B12 bows out at North Norfolk – but it will be back for centenary
POPULAR LNER B12 No. 8572 will shortly bow out of traffic at the North Norfolk Railway for overhaul but will be back in steam for its centenary year.
The Great Eastern Railway-design Holden 4-6-0 is due to steam for a special farewell weekend on October 30/31, paired with the Gresley `Quad-Art' suburban coach set and departing Sheringham at 10.20am, noon and 1.40pm. The corresponding departures from Holt are at 11.07am, 12.47pm and 2.27pm. Passengers will receive souvenir tickets.
The B12 will then go into the works for its third major overhaul in preservation, which the NNR hopes to complete by the end of 2023 – meaning that the 1928-built engine will be back in steam in good time for its centenary.
It is estimated that the overhaul will cost about £400,000, and the locomotive's owner, the Midland & Great Northern Joint Railway Society, will launch a fundraising campaign at the farewell weekend, called `Steaming into the Next Century'.
Unique survivor
A commemorative book, A Pictorial History of the B12s, will be available during the weekend – the third in the Norfolk's Railways series by Dennis Greeno and Richard Adderson and published by the society. Other fundraising plans will be publicised in due course.
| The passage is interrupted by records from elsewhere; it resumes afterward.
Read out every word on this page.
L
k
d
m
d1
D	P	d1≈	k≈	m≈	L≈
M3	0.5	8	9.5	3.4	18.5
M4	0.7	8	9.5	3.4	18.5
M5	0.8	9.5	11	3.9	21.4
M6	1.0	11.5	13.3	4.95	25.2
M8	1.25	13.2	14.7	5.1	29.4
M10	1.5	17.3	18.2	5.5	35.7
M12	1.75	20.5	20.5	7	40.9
The B12 has run almost 70,000 miles since it first returned to steam on the NNR in 1995, following an overhaul at Kloster Mansfeld in the former East Germany. It received its second major overhaul between 2007 and 2012, with the boiler going to Chatham Steam in Kent and the rest of the locomotive to Riley & Son (E) Ltd, while the tender was overhauled at the NNR. Between its return to steam in 2012 and the end of the NNR's 2019 season, it covered almost 33,000 miles.
It was one of the first two steam locomotives acquired by the society in 1967 for use on the NNR, the other being GER Y14 0-6-0 No. 564 – both being the sole survivors of classes synonymous with East Anglia.
As well as the B12 and Y14, the M&GNJR Society owns WD 2-10-0 No. 90775 (currently operational), Class 31 D5631 (recently returned to traffic after overhaul), Class 08 D3935 and a Class 101 DMU (operational), as well as Hudswell Clarke 0-6-0ST No. 1700 of 1938 Wissington and Hunslet 16in-cylinder 0-6-0ST No. 1982 of 1940 Ring Haw.
It acquired the Hunslet and DMU last year as part of its support package for the NNR during the pandemic.
Imminent return
Wissington’s 10-yearly overhaul is almost complete, with the locomotive having undergone a steam test in August, but subsequent tests revealed a fault in its cast iron safety valve body, meaning that a replacement is having to be made. It is expected back in service soon, after which Ring Haw will take its place in the works for overhaul.